La question principale qui se pose en l’espèce est celle de savoir si, compte tenu de la marge d’appréciation dont elle disposait, l’Italie a ménagé un juste équilibre dans la mise en balance entre l’intérêt général et l’intérêt privé de la requérante à ce que son prénom corresponde à son identité de genre.

La Cour est appelée à déterminer si le refus des autorités d’autoriser la requérante à changer de prénom au cours du processus de transition sexuelle et avant l’aboutissement de l’opération de conversion a constitué une atteinte disproportionnée au droit de celle-ci au respect de sa vie privée.

La Cour souligne qu’elle n’a point pour tâche de se substituer aux autorités nationales et, dès lors, ne met pas en cause le choix du législateur italien en soi de confier à l’autorité judiciaire plutôt qu’à l’autorité administrative les décisions en matière de changement de registre d’état civil des personnes transsexuelles. De plus, la Cour admet pleinement que la préservation du principe de l’indisponibilité de l’état des personnes, de la garantie de la fiabilité et de la cohérence de l’état civil et, plus largement, de l’exigence de sécurité juridique relève de l’intérêt général et justifie la mise en place de procédures rigoureuses dans le but notamment de vérifier les motivations profondes d’une demande de changement légal d’identité.

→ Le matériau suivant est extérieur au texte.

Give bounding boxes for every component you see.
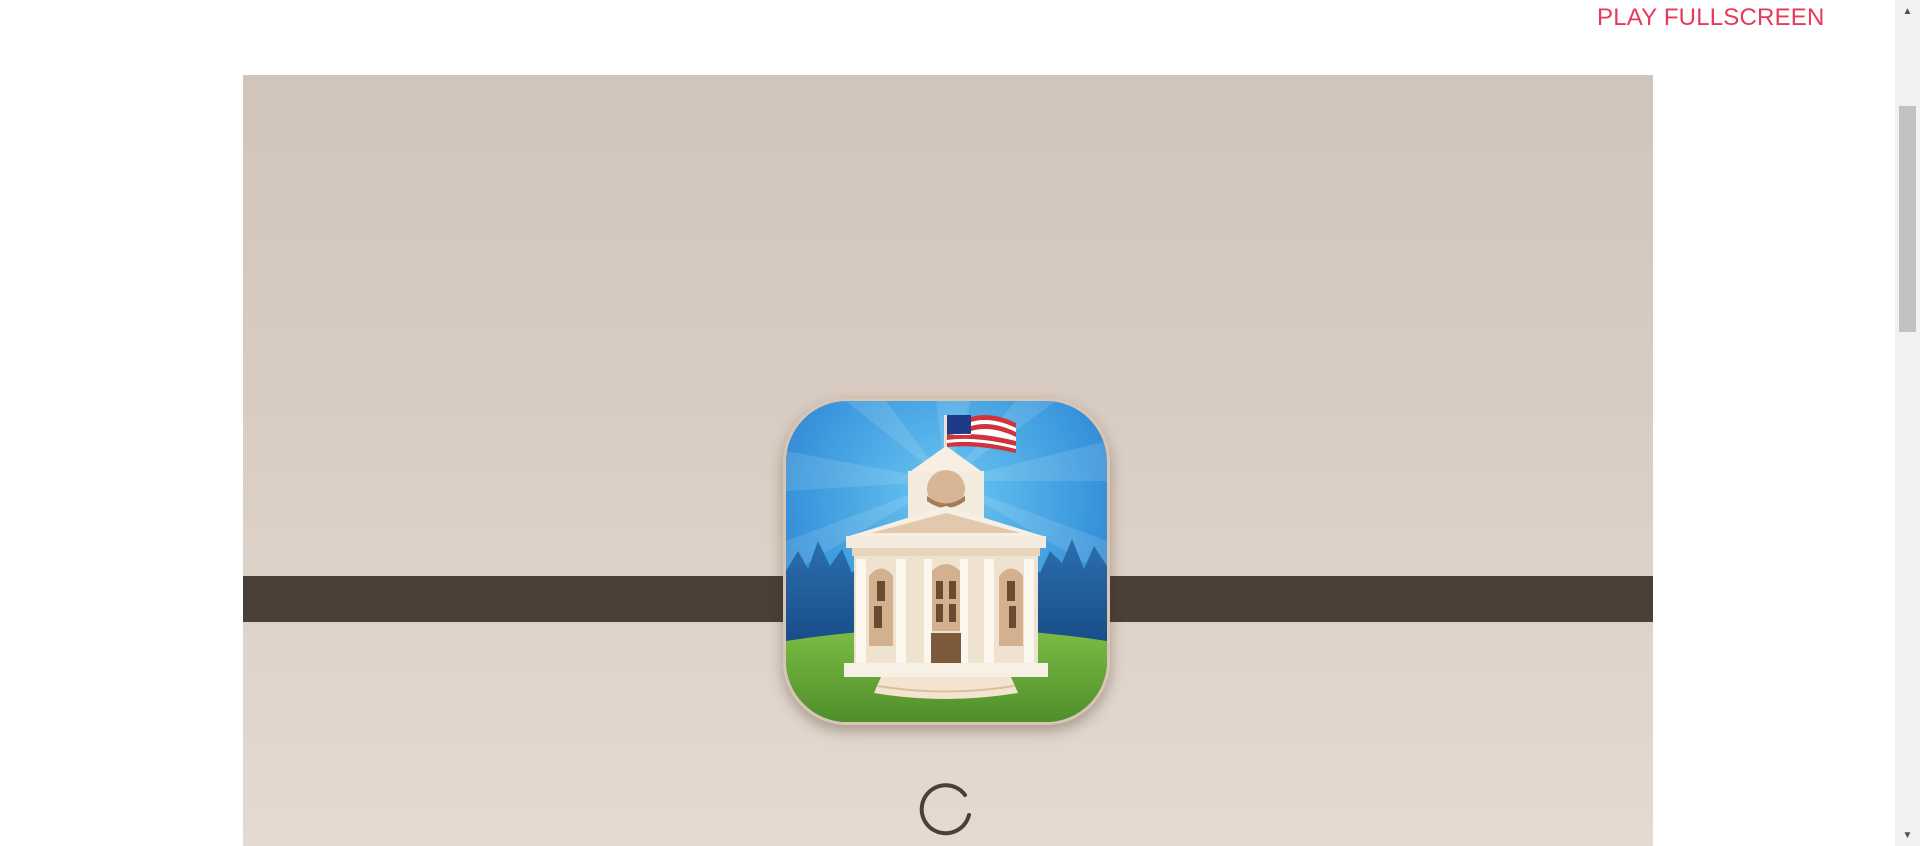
scrollbar-thumb[interactable] — [1899, 106, 1916, 332]
scroll-up-arrow-icon[interactable]: ▲ — [1895, 0, 1920, 22]
government-building-app-icon — [783, 398, 1110, 725]
loading-spinner-icon — [919, 781, 975, 837]
vertical-scrollbar[interactable]: ▲ ▼ — [1895, 0, 1920, 846]
play-fullscreen-link[interactable]: PLAY FULLSCREEN — [1597, 4, 1825, 32]
page: PLAY FULLSCREEN ▲ ▼ — [0, 0, 1920, 846]
game-frame[interactable] — [243, 75, 1653, 846]
scroll-down-arrow-icon[interactable]: ▼ — [1895, 824, 1920, 846]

Toutefois, elle ne peut que constater que le rejet de la demande de la requérante a été basé sur des arguments purement formels ne prenant nullement en compte la situation concrète de l’intéressée. Ainsi, la Cour voit mal quelles raisons d’intérêt général ont pu empêcher pendant plus de deux ans et demi la mise en adéquation du prénom figurant sur les documents officiels de la requérante avec la réalité de la situation sociale de celle-ci, pourtant reconnue par le tribunal civil de Rome dans son jugement du 10 mai 2001. Elle réitère à ce propos le principe selon lequel la Convention protège des droits non pas théoriques ou illusoires, mais concrets et effectifs.

La Cour se réfère à la Recommandation CM/Rec (2010) sur des mesures visant à combattre la discrimination fondée sur l’orientation sexuelle ou l’identité de genre, dans laquelle le Comité des Ministres a préconisé aux États de permettre le changement de nom et de genre dans les documents officiels de manière rapide, transparente et accessible.

Compte tenu de ce que précède, la Cour considère que l’impossibilité pour la requérante d’obtenir la modification de son prénom pendant une période de deux ans et demi au motif que son parcours de transition ne s’était pas conclu par une opération de conversion sexuelle s’analyse, dans les circonstances de l’espèce, en un manquement de l’État défendeur à son obligation positive de garantir le droit de l’intéressée au respect de sa vie privée.

Il y a donc eu violation de l’article 8 de la Convention.